Надо было лечиться, и летом 1858 года Добролюбов отправился в Старую Руссу, городок Новгородской губернии, славившийся своими лечебными грязями. Здесь собралось довольно обширное и веселое общество, но Добролюбов почти не соприкасался с ним. «Приезжих на воды здесь очень много, и все очень веселятся, кроме, впрочем, меня». Однако чувство юмора его не покидало никогда, и он так изобразил свое лечение в шутливом стихотворном письме к С. П. Галахову:
Я лечуся
В Старой Руссе
От болезни.
Но, — хоть тресни,
Золотуха,
Точно муха,
Так пристала,
Что ей мало
Ванн соленых,
Кипяченых;
Нужны грязи…
Несмотря на этот шутливый тон, он чувствовал себя в моральном отношении очень плохо. Как раз во время полуторамесячного пребывания в Старой Руссе Добролюбов испытал приступы пессимизма, разочарования в собственных силах.
«Мне горько признаться Вам, — писал он одной нижегородской знакомой, — что я чувствую постоянное недовольство самим собой, и стыд своего бессилия и малодушия… я чувствую совершенное отсутствие в себе тех нравственных сил, которые необходимы для поддержки умственного превосходства». Он перестал верить в себя, в свою работу, так необходимую для общества: «Я вижу сам, что все, что пишу, слабо, плохо, старо, бесплодно, что тут виден только бесплодный ум, без знаний… Поэтому я не дорожу своими трудами, не подписываю их, и очень рад, что их никто не читает…» Тогда же он писал Златовратскому, что скоро прекратит свою «бестолковую деятельность» по литературной части и посвятит себя скромному педагогическому труду где-нибудь вдали от Петербурга.
Разумеется, все это говорилось под впечатлением минутного настроения. Несправедливость его по отношению к самому себе была настолько очевидна, что это хорошо видели даже люди, к которым обращался со своими жалобами Добролюбов, а они были весьма далеки от настоящего понимания «юноши-гения» (так назвал его Некрасов). И для нас существенны не слова самообличения, на которые он иной раз бывал так щедр, а мысли, свидетельствующие о том, что даже лучшие русские люди, отличавшиеся стойкостью характера и убеждений, испытывали по временам мучительные сомнения перед лицом враждебной стихии, перед лицом крепостничества, наложившего свой отпечаток на всю тогдашнюю жизнь.
Друзья Добролюбова, разбросанные по разным городам, сообщали ему невеселые новости. От Вани Бордюгова он узнавал, как «тяжело и грустно» в Москве, от Паржницкого — то же самое о Казани. Михаил Иванович Шемановский присылал отчаянные письма из Ковно, где он преподавал в гимназии. 12 сентября Добролюбов ответил ему большим письмом, которое начиналось так:
«Миша! Милый мой друг! Письмо твое страшно. Ты весь в каком-то лихорадочном, отчаянном положении. Неужто такая полная безотрадность господствует во всем, что окружает тебя? Неужто ни души живой нет, ни одного существа мыслящего или способного к мысли не встречал ты там? Грустно верить этому, Миша. Ты ничего не пишешь о гимназистах: разве ты не сблизился с ними? Разве не старался пробивать хотя в некоторых из них кору ковенской пошлости и апатии? Ради бога, Миша, напиши мне об этом подробнее. Ведь ты знаешь, что вся наша надежда на будущие поколения…»
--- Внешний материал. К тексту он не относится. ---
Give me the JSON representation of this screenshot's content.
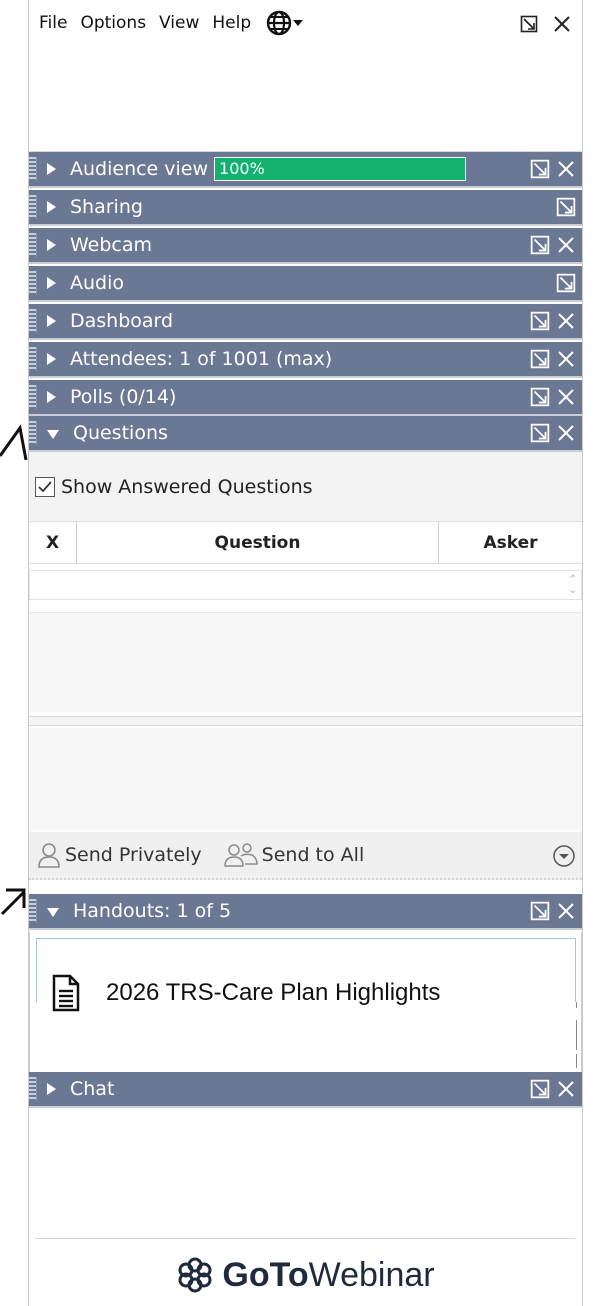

Дальше Добролюбов говорил о вялости своих сверстников, о той «мрачной, бессильной, ожесточенно-грустной тишине, которая господствует теперь между нашими лучшими людьми…». Он объяснял эту «тишину» тем, что «на нас всех» легла «мертвенная апатия русского крепостного народа». Таким образом, Добролюбов связывал настроение передовой демократической интеллигенции с настроением угнетенных масс крепостного крестьянства. Как истинный патриот, он скорбел при мысли о недостатке революционности в массах: ему начинало иногда казаться, что крестьянство не способно к решительному выступлению против властей.